The comfort of providence for the believer is not a vague, warm, or fuzzy feeling. The comfort of providence is not that I will have no trouble in this world. The comfort is that in Jesus Christ the God of providence is my God and my Father and is favorable to me in the world in all things, just as surely as he stands against the wicked and gives no peace to them in all things.

That comfort means that as the believer stands in the world that is exceeding sorrowful and sinful and in which he suffers much misery, over against all the evil, sorrow, misery and suffering of the world and of himself individually, by faith he posits the truth, I belong to Jesus Christ and my Father is in absolute control of all things, from the death of my child to the falling of a hair from my head to the violent, cruel, and deadly opposition of the wicked.

That comfort means that I stand in that world and this side of the grave and confess on the ground that he is my God and my Father that he is working this and all things for my good, for the good of his elect church, and for the glory of Jesus Christ and his own name, so that on the basis of this confession I am assured that nothing can be against me, and that these present sufferings work for me a far more exceeding and eternal weight of glory.

For the believer then the doctrine of providence is in this sin-cursed and miserable world of unspeakable consolation, good news for the afflicted, and the promise of a new day that will dawn in the coming of Jesus Christ from heaven.

Because of the sanctifying power of faith in providence I am able to be thankful in prosperity and patient in adversity.

Confessing providence, I am thankful in prosperity.
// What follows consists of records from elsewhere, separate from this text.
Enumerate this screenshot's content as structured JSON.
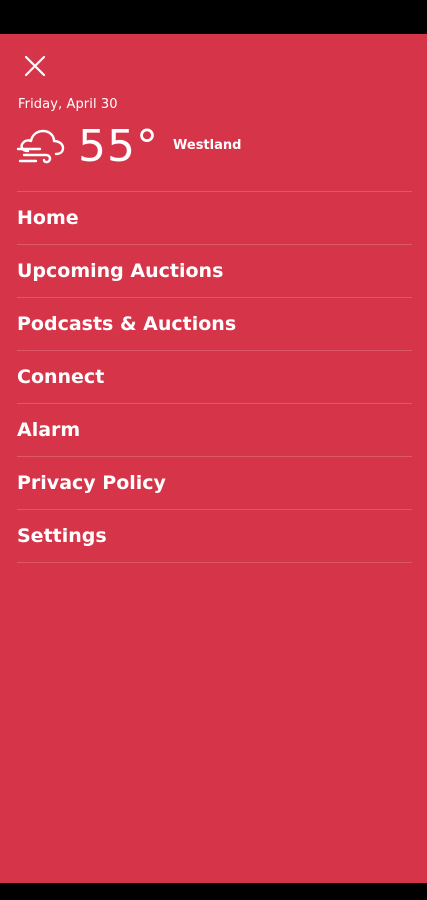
{
  "header": {
    "date": "Friday, April 30",
    "temperature": "55°",
    "location": "Westland",
    "weather_icon": "cloud-wind-icon",
    "close_icon": "close-icon"
  },
  "menu": {
    "items": [
      {
        "label": "Home"
      },
      {
        "label": "Upcoming Auctions"
      },
      {
        "label": "Podcasts & Auctions"
      },
      {
        "label": "Connect"
      },
      {
        "label": "Alarm"
      },
      {
        "label": "Privacy Policy"
      },
      {
        "label": "Settings"
      }
    ]
  },
  "colors": {
    "drawer_background": "#d63448",
    "text": "#ffffff",
    "system_bars": "#000000"
  }
}
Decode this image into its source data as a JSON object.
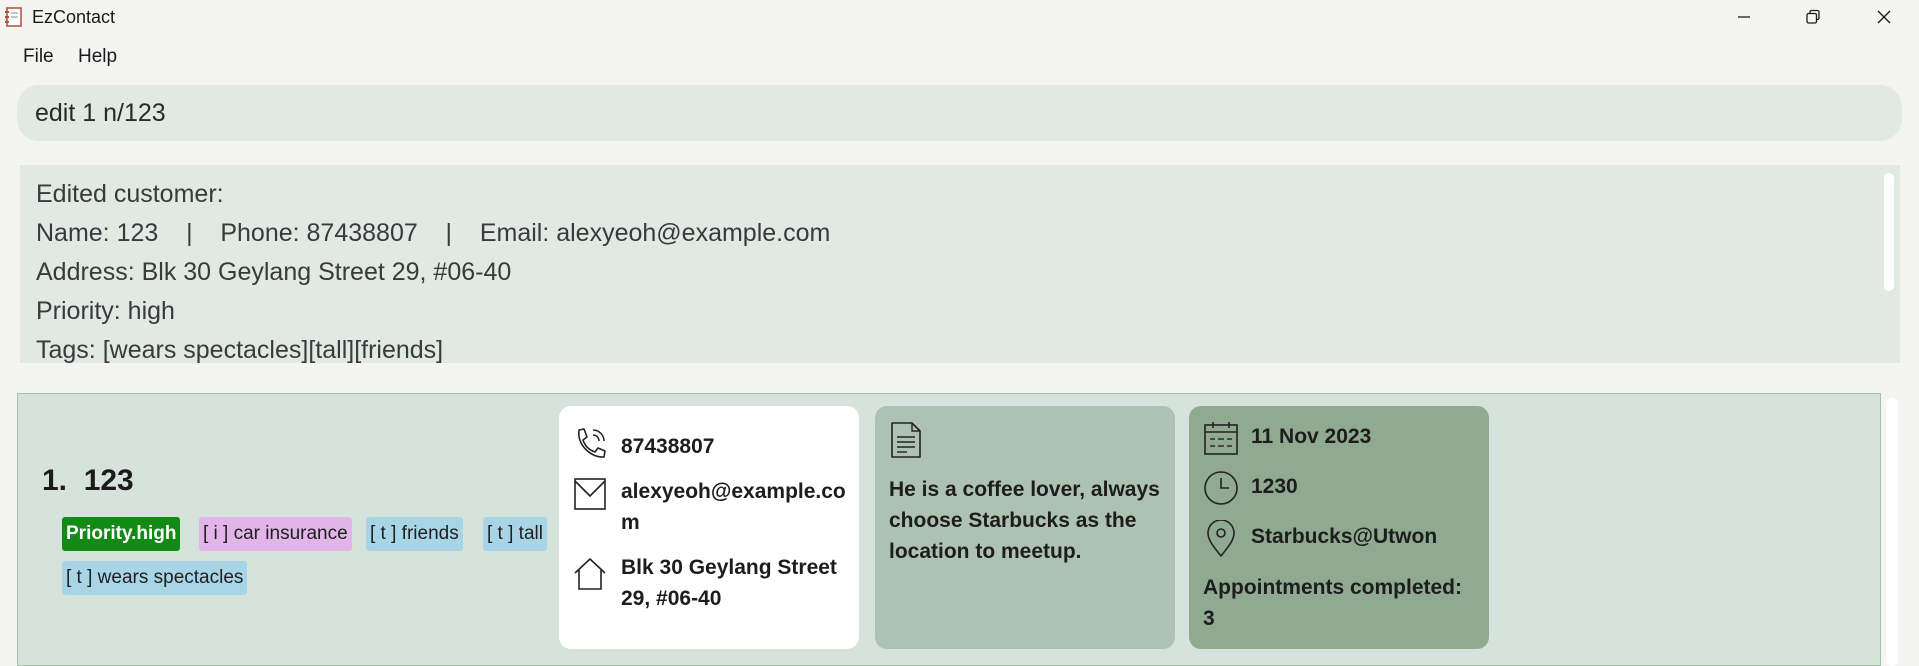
{
  "window": {
    "title": "EzContact"
  },
  "menu": {
    "items": [
      "File",
      "Help"
    ]
  },
  "command": {
    "value": "edit 1 n/123"
  },
  "result": {
    "lines": [
      "Edited customer:",
      "Name: 123    |    Phone: 87438807    |    Email: alexyeoh@example.com",
      "Address: Blk 30 Geylang Street 29, #06-40",
      "Priority: high",
      "Tags: [wears spectacles][tall][friends]"
    ]
  },
  "card": {
    "index_name": "1.  123",
    "tags": [
      {
        "label": "Priority.high",
        "kind": "priority"
      },
      {
        "label": "[ i ] car insurance",
        "kind": "insurance"
      },
      {
        "label": "[ t ] friends",
        "kind": "tag"
      },
      {
        "label": "[ t ] tall",
        "kind": "tag"
      },
      {
        "label": "[ t ] wears spectacles",
        "kind": "tag"
      }
    ],
    "contact": {
      "phone": "87438807",
      "email_line1": "alexyeoh@example.co",
      "email_line2": "m",
      "address_line1": "Blk 30 Geylang Street",
      "address_line2": "29, #06-40"
    },
    "note": {
      "text": "He is a coffee lover, always choose Starbucks as the location to meetup."
    },
    "appointment": {
      "date": "11 Nov 2023",
      "time": "1230",
      "location": "Starbucks@Utwon",
      "completed_label": "Appointments completed:",
      "completed_count": "3"
    }
  },
  "icons": {
    "app": "address-book-icon",
    "minimize": "minimize-icon",
    "maximize": "restore-icon",
    "close": "close-icon",
    "phone": "phone-icon",
    "email": "envelope-icon",
    "address": "house-icon",
    "note": "document-icon",
    "date": "calendar-icon",
    "time": "clock-icon",
    "location": "location-pin-icon"
  },
  "colors": {
    "priority_high": "#138a16",
    "insurance_tag": "#e1b5e8",
    "generic_tag": "#a8d5e6",
    "note_panel": "#aec2b3",
    "appointment_panel": "#8faa91"
  }
}
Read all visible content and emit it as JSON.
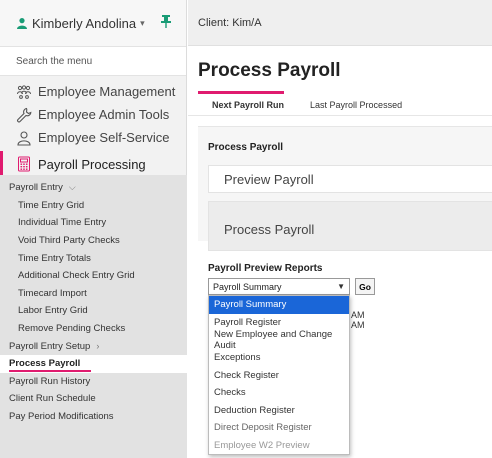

In prosperity it is only the faith that I receive all these things from the hand of my Father that also makes me serve him and not things.

Confessing providence, I am patient in adversity. Faith in the doctrine of providence silences my rebellious heart and lips. I acquiesce to his will. I endure it. That is patience. I submit to it and begin to will it and to glory in tribulations, also knowing that God works all things for good to those who love him and are the called according to his purpose.

It is comfort in providence that in the midst of evil I sing as the farmer—or maybe his wife too—in Habakkuk 3:17–18: “Although the fig tree shall not blossom, neither shall fruit be in the vines; the labor of the olive shall fail, and the fields shall yield no meat; the flock shall be cut off from the fold, and there shall be no herd in the stalls: yet I will rejoice in the Lord, I will joy in the God of my salvation.”

There you see vividly demonstrated a believer who will not be robbed of God’s providence. He sang not as a stoic for whom life and death were the same, for whom suffering and prosperity were the same. He did not sing as some untried and naive man. He was definitely aware of suffering; he was intensely aware of it; like Job he was in the midst of it.

He sang because like Job he was also intensely aware of who did this: he did not say the devil did it, the weather did it, or the world did it. He did not say either that God did it and then blaspheme his name. He said, “The Lord gave and the Lord took away, blessed be the name of the Lord.” He sang, “God is king forever, let the nations tremble.” He sang of a hope that is reserved in heaven for him, of a city that hath foundations, and of a newborn world.

He sang because this was all the work of his heavenly Father and the God of his salvation who gave him Jesus Christ, and with Christ turns all things to his profit. He would not robbed of God’s providence because it was the source of unspeakable consolation to him. Let us confess it and so be comforted in that confession.